2Le retard au premier enfant existe bien et est observé dans tous les pays européens. Les auteurs démontrent que, contrairement à ce que l’on croit parfois, ce retard est sans lien et n’a pas de conséquence sur le nombre final d’enfants. Donc le retard croissant de l’âge au premier enfant observé depuis l’après-guerre ne peut expliquer la baisse de la fécondité. Ils montrent également l’importance constatée dans tous les pays du niveau d’instruction, les femmes moins instruites ayant des enfants bien plus tôt en moyenne que les femmes plus éduquées. Les femmes avec un faible niveau d’instruction ont également des niveaux de fécondité plus hétérogènes. Les auteurs montrent aussi que, dans les pays à plus forte fécondité (également ceux ayant développé un système de modes de garde pour les jeunes enfants), la probabilité d’être mère pour les femmes les plus instruites, en dépit de leur formation de la famille plus tardive, est plus élevée que celle des femmes moins instruites, bien que leur descendance finale reste plus faible. Enfin, les résultats présentés confirment que l’instabilité professionnelle retarde la première naissance, et ce phénomène tend à renforcer la dimension de marqueur social de l’âge au premier enfant aujourd’hui.
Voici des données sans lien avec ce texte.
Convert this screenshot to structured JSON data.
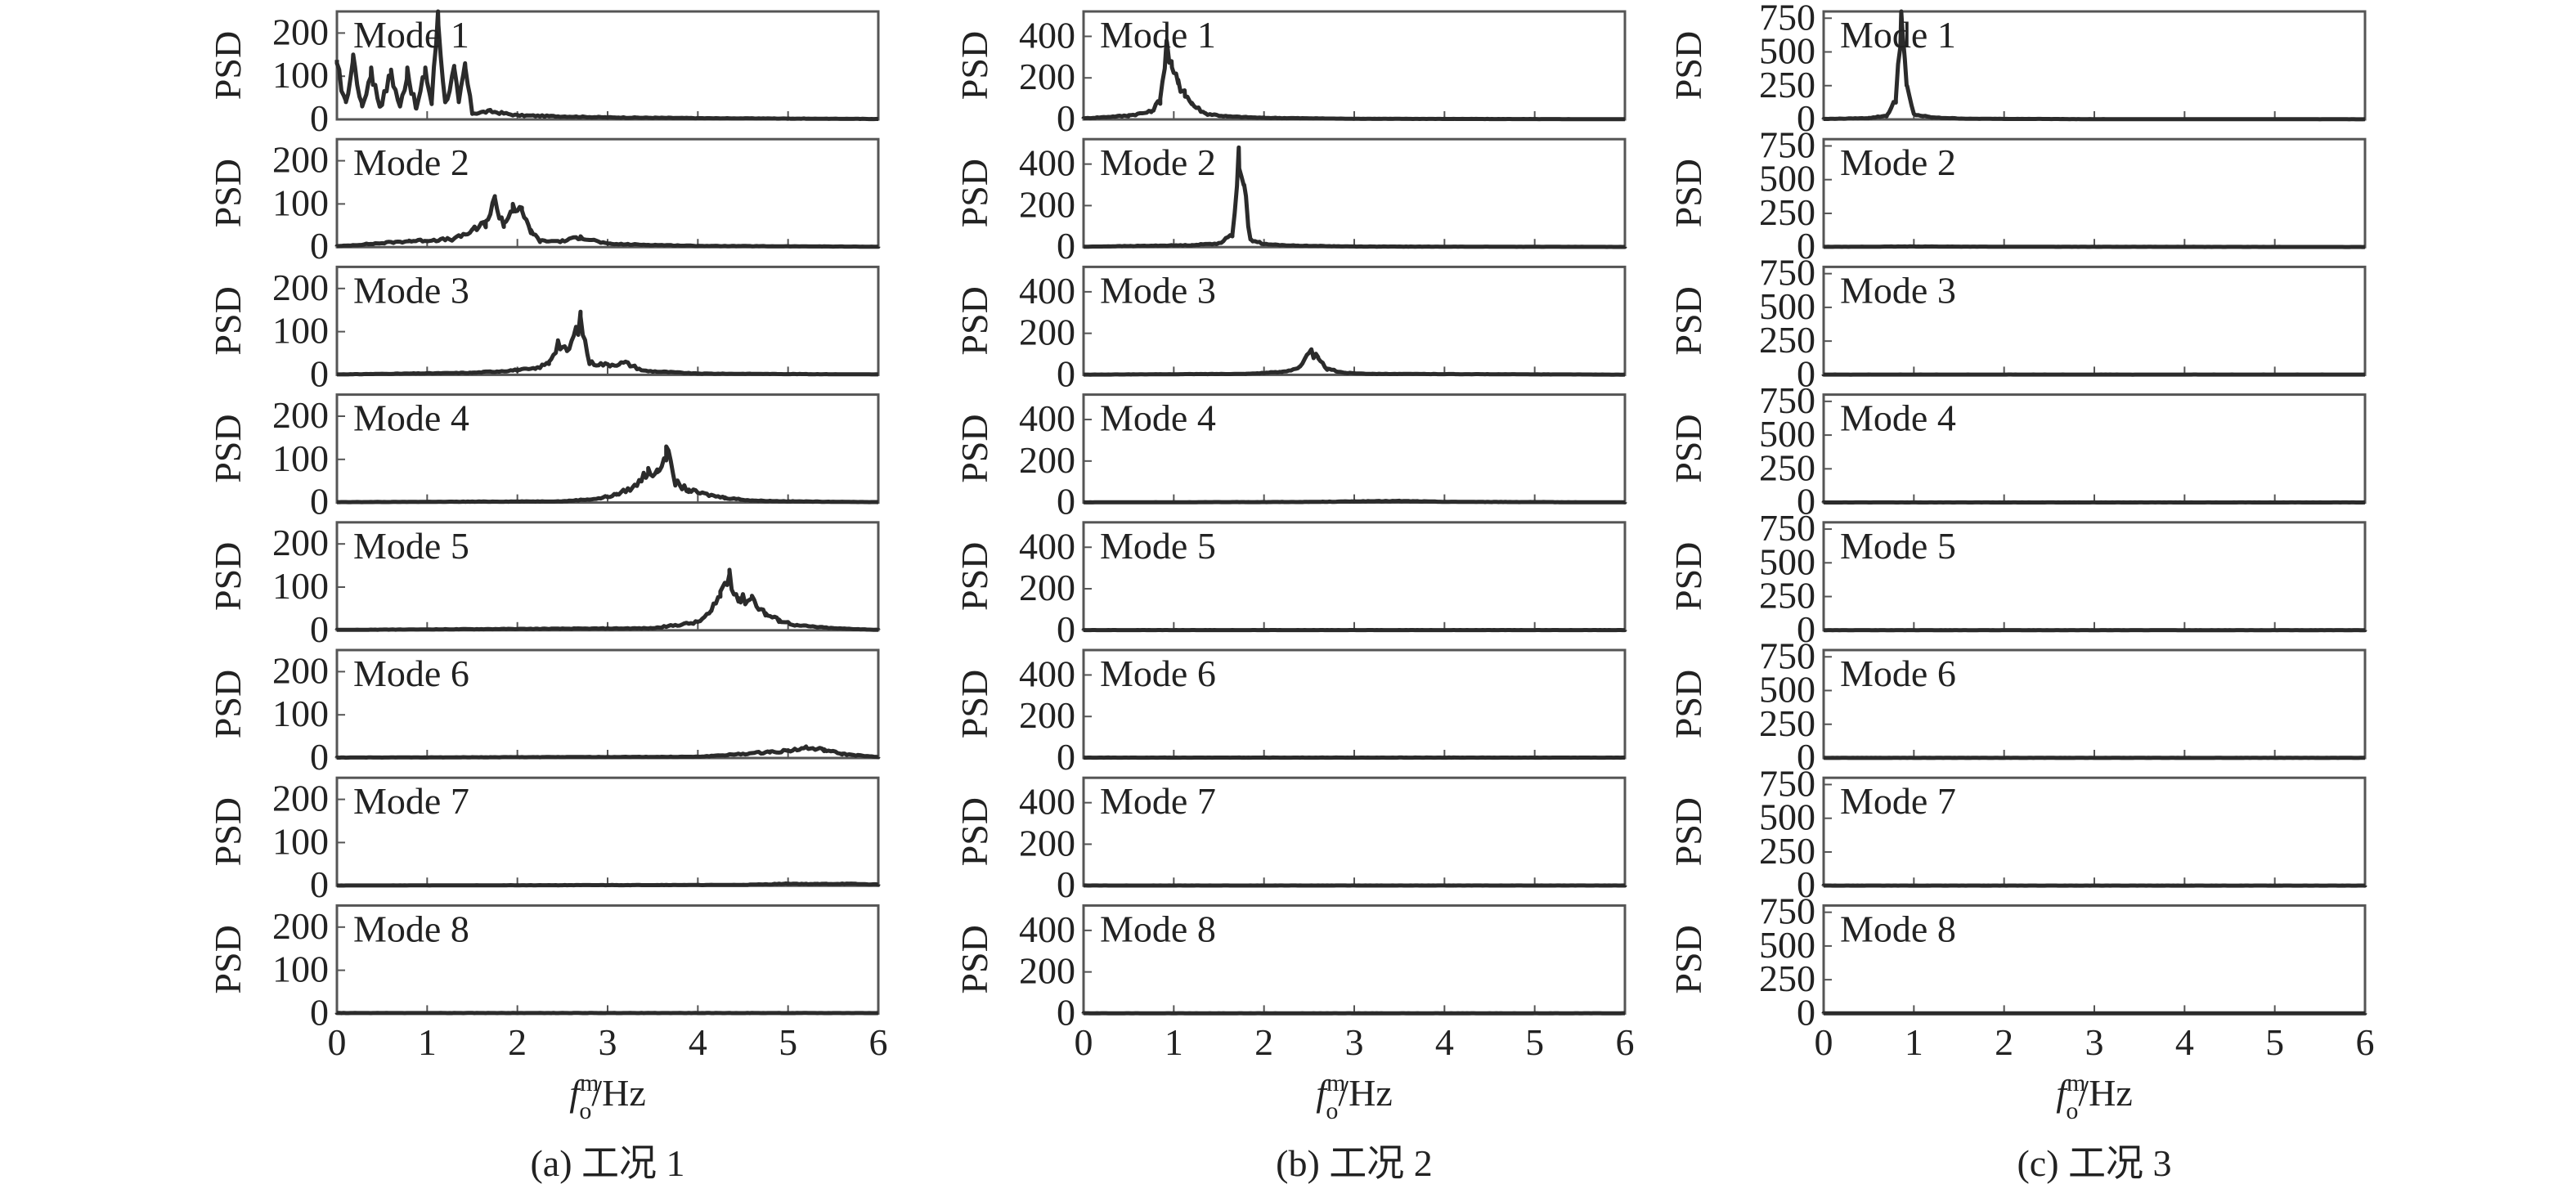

3Ce portrait reste toutefois limité sur plusieurs points. Tout d’abord, les auteurs prennent le parti – assumé et brièvement discuté en conclusion – de s’intéresser seulement aux déterminants les plus économiques de la fécondité que sont l’éducation et l’emploi (ou plutôt l’instabilité professionnelle). Or, la littérature démographique a largement expliqué ce retard par bien d’autres facteurs. On peut, par exemple, se référer à l’article de Ní Bhrolcháin et Beaujouan (2012) [1], qui constitue une bonne synthèse et mentionne les difficultés d’accès à un logement indépendant, l’importance de la carrière pour les femmes, l’instabilité des premières unions, le moindre sentiment religieux, etc.
4Deuxièmement, le point de vue du texte reste tout le long « fémino-centré ». Les auteurs ne citent que l’âge de la femme à l’arrivée de l’enfant, le nombre d’enfants par femme, le niveau d’éducation des femmes, l’instabilité de l’emploi des femmes. Cette approche par les femmes peut se justifier par leur plus court calendrier fécond et la plus grande facilité à repérer chronologiquement les naissances des femmes que celles des hommes. C’est d’ailleurs ce que font la plupart des recherches sur le sujet. Les indicateurs démographiques couramment utilisés sont construits du point de vue des femmes. Il semble cependant qu’une perspective originale dans ces recherches serait d’intégrer les caractéristiques de l’homme, tout aussi importantes, et celles du couple. Cela pourrait permettre de relier le calendrier de fécondité au calendrier conjugal. Ce dernier, non commenté dans l’ouvrage, est également retardé et plus accidenté en raison des ruptures et possibles recompositions plus fréquentes.
5Troisièmement, le texte reste centré sur l’âge de la mère au premier enfant et le retard du calendrier, mais dit finalement peu de choses sur les autres délais comme celui qui s’écoule entre la fin des études et l’arrivée du premier enfant (est-il différent selon le niveau d’éducation ?), celui qui s’étend entre la formation du couple et l’arrivée de cet enfant, ou encore l’intervalle observé entre les deux premières naissances et les deux suivantes. Constate-t-on un rattrapage temporel de la deuxième naissance quand la première est retardée ? Des travaux récents [2] montrent que ce délai entre le premier et second enfant est par exemple allongé en cas de rupture conjugale.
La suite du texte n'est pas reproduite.